6 thoughts on “The Curious Incident of the Dog in the Night-time

  1. Hard to tell by these photos, but it looks a bit like Old Shep there has a white muzzle — meaning that you might be looking at an old timer with a case of doggy Alzheimer’s. The critter might have gotten out of a house/yard somehow and then gotten disoriented. No fun for anyone involved – the dog, the owners, or you guys :-(

    1. Good point. He certainly believed we had an opening for a guard dog and volunteered for the job; perhaps he mistook our patio for his own.

      Fortunately for all concerned, he hasn’t been back since that morning…

  2. Lost dogs can get pretty perturbed. It might be a bit Border Collie and decided that guarding a patio was part of its job description. Never had a pure Lab Retriever, but they tend to be barkers. Our half-lab will bark mightily at squirrels and the neighbor’s truck. Add in “I’m lost and it’s dark”, and you can get all kinds of discussion.
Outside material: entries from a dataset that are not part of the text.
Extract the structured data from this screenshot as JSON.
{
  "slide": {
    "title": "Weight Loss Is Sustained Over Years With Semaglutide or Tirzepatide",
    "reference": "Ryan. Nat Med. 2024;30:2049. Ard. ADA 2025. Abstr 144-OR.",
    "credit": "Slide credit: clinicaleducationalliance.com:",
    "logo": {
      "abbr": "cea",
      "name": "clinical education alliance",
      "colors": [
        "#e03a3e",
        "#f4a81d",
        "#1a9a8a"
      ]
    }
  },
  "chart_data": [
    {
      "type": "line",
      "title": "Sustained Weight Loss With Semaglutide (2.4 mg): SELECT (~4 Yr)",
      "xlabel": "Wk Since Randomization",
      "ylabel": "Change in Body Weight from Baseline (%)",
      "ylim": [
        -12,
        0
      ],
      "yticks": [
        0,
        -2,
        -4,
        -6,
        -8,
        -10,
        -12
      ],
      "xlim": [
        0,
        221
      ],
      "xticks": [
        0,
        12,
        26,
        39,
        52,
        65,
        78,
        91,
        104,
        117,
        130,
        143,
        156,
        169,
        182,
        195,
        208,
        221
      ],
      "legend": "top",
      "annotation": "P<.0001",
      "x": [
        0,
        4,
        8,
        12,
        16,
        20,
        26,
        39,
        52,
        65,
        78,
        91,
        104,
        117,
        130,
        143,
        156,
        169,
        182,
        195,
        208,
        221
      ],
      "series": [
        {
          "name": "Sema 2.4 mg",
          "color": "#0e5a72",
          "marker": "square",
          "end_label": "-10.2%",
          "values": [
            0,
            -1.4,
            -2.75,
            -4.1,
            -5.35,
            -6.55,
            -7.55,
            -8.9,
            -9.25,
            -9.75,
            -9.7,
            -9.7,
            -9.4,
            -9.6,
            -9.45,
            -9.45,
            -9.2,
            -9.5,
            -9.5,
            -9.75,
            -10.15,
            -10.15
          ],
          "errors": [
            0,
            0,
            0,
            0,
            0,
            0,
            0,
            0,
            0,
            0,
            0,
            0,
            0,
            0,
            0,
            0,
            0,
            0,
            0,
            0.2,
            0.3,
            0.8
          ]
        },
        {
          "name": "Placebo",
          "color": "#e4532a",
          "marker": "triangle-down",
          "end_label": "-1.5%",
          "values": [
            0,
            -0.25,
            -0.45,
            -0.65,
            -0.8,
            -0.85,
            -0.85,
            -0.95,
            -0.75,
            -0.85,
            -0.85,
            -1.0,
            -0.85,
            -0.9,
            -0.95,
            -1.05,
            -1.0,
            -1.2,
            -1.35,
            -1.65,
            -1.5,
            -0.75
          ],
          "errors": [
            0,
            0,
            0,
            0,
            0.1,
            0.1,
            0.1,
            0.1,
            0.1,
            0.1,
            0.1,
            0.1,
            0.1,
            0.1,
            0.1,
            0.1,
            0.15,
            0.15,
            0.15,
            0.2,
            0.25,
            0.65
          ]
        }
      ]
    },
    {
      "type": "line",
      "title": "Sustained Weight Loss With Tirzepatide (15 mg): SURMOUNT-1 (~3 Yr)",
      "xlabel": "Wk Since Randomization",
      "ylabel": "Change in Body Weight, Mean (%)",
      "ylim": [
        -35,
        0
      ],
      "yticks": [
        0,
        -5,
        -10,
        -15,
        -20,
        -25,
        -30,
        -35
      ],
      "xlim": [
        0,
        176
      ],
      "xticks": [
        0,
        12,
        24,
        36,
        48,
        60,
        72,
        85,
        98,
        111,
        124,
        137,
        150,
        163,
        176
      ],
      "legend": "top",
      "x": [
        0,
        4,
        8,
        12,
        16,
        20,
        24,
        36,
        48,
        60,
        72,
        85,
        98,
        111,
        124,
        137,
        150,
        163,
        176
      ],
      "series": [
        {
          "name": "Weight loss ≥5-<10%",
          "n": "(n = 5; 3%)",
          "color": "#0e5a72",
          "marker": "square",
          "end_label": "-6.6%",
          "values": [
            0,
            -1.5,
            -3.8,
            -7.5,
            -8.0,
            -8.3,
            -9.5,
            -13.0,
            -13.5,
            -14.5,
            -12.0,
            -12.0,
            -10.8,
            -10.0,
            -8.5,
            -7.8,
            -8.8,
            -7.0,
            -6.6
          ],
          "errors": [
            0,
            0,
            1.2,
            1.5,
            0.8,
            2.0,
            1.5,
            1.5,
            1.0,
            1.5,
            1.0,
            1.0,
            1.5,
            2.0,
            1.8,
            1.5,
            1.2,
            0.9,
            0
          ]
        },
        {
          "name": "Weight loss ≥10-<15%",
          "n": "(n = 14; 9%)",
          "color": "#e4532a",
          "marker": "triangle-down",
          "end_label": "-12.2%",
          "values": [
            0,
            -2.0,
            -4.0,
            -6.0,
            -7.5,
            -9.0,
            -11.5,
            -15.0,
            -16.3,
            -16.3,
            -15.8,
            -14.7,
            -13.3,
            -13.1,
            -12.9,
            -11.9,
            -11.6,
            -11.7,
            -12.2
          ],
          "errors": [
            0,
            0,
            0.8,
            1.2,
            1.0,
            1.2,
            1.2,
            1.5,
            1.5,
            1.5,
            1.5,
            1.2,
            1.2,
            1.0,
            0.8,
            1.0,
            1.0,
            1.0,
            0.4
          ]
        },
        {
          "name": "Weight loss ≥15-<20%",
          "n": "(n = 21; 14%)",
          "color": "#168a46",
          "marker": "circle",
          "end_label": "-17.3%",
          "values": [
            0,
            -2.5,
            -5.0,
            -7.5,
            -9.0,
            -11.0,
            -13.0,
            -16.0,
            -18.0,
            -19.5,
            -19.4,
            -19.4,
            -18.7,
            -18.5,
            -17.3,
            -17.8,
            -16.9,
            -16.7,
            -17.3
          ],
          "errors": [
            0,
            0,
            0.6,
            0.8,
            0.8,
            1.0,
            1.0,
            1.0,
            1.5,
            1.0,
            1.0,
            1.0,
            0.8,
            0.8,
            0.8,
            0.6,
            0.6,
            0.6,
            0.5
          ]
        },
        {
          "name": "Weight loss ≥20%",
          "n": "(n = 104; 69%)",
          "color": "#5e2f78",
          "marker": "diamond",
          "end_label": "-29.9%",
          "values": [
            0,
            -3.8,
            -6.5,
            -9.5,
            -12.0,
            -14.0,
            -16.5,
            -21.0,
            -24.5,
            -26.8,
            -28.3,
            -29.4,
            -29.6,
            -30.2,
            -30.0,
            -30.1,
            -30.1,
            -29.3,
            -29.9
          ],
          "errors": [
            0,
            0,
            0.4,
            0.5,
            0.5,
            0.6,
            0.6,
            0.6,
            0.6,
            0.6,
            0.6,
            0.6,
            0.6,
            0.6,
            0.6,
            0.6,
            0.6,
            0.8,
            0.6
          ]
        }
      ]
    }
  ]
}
    I hope it made it home safely.

    1. Lost dogs can get pretty perturbed.

      Wait. Dogs aren’t supposed to get lost: that’s not in their job description!

      Some dogs we see on the rail trail can barely fog a mirror, let alone run even a minimal dog emulation. We humans have been messing with their genes for way too long and bred out all the doggishness that made them useful, once upon a time.

      To misquote Heinlein, I could eat a pound of hamburger and puke a better dog than that…

      1. Injured dogs will sometimes seek out a safe place to hunker down for a while. I’ve had this happen myself when a pitbull took up for a day on my back porch. Ended well, though – we called a friend of ours who happened to be a vet. She couldn’t even get close to the dog, so we called animal control. Between the time of the phone call and the guy getting there, the owners had called. They came out and picked her up – about two and a half miles from home. Turned out the pooch had been struck by a car and had taken a pretty hard hit.

        1. She couldn’t even get close to the dog

          Those are different dogs on the rail trail: the ones lunging and snapping at our legs as the owner hauls on the leash with both hands, assuring us the pooch wouldn’t hurt us and is really very friendly.